The church is built of stone with a slate roof. It consists of a nave with a clerestory, north and south aisles, a north porch, a chancel with a north vestry and a south chapel, and a west tower. The tower is in Perpendicular style, with three stages, diagonal buttresses, and a west doorway above which is a three light window. The two-light bell openings have trefoil heads with mouchettes in the spandrels, and hood moulds, and at the top is an embattled parapet with four crocketed pinnacles. One 15th century window survives in the south wall of the chancel, and two in the south chapel. In the south chapel wall is a sundial dating from about 1800.

The font was designed by William Lethaby and dates from about 1890. The pulpit is by Shaw, and there is a king post roof dating from his restoration. The reredos was designed by Shaw and carved by Thomas Earp. The walls have majolica tiles manufactured by Maw & Co, and there are several windows with stained glass by Heaton, Butler and Bayne. A south aisle window incorporates a stone crucifix which probably dates from the 13th century.

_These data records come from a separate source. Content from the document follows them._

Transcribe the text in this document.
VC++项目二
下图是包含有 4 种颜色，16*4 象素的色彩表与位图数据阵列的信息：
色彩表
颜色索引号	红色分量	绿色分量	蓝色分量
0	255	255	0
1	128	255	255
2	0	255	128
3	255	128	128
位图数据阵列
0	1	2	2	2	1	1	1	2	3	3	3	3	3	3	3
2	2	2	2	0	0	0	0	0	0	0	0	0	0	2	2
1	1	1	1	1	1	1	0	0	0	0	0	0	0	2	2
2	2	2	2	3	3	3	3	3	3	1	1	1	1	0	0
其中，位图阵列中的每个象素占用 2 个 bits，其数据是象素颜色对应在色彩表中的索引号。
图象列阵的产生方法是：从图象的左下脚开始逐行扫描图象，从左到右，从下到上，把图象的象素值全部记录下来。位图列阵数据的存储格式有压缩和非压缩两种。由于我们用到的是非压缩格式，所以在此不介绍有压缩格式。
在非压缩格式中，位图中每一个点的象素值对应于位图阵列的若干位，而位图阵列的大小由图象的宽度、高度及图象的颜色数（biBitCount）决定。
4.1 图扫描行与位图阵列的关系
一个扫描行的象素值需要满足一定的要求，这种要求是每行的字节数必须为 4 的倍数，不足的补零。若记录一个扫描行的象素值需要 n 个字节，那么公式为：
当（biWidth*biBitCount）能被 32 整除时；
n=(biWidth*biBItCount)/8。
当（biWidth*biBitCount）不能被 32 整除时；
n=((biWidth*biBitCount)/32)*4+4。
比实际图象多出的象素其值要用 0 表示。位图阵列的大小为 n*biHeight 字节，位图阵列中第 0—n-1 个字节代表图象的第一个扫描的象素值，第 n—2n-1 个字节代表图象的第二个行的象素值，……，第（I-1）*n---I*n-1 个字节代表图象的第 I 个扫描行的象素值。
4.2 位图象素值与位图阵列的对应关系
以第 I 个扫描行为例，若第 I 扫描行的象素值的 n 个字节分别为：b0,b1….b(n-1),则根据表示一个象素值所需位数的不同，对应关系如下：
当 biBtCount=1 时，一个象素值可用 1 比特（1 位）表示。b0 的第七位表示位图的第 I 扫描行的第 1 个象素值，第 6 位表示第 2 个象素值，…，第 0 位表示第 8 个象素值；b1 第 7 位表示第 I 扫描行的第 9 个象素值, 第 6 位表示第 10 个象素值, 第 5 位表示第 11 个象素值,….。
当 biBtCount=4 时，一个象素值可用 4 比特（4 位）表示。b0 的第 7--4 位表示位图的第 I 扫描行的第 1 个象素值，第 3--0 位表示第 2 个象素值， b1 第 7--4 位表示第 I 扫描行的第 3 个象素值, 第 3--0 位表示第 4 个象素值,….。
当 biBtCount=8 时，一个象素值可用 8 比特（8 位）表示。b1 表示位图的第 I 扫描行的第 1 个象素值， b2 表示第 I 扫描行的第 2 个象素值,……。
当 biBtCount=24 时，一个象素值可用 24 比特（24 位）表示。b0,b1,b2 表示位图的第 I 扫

The building contains a coffin slab dating from about 1340; the Kirkbeck Stone dating from the 17th century; and a 15th-century bell hanging in the porch. The church reputedly has the heaviest peal of six bells in Yorkshire, and together weigh 7500 lb. The old organ, which is no longer playable, was built by William Hill of London as a "house organ" for Walker Joy, a prosperous oil merchant in Leeds; his brother designed a hydraulic engine to pump the bellows, making it the first ever to be blown by mechanical power. The organ is due to be removed. The churchyard contains a memorial to Robert Poole, a gravedigger, consisting of a sculptured shovel leaning against a tree trunk.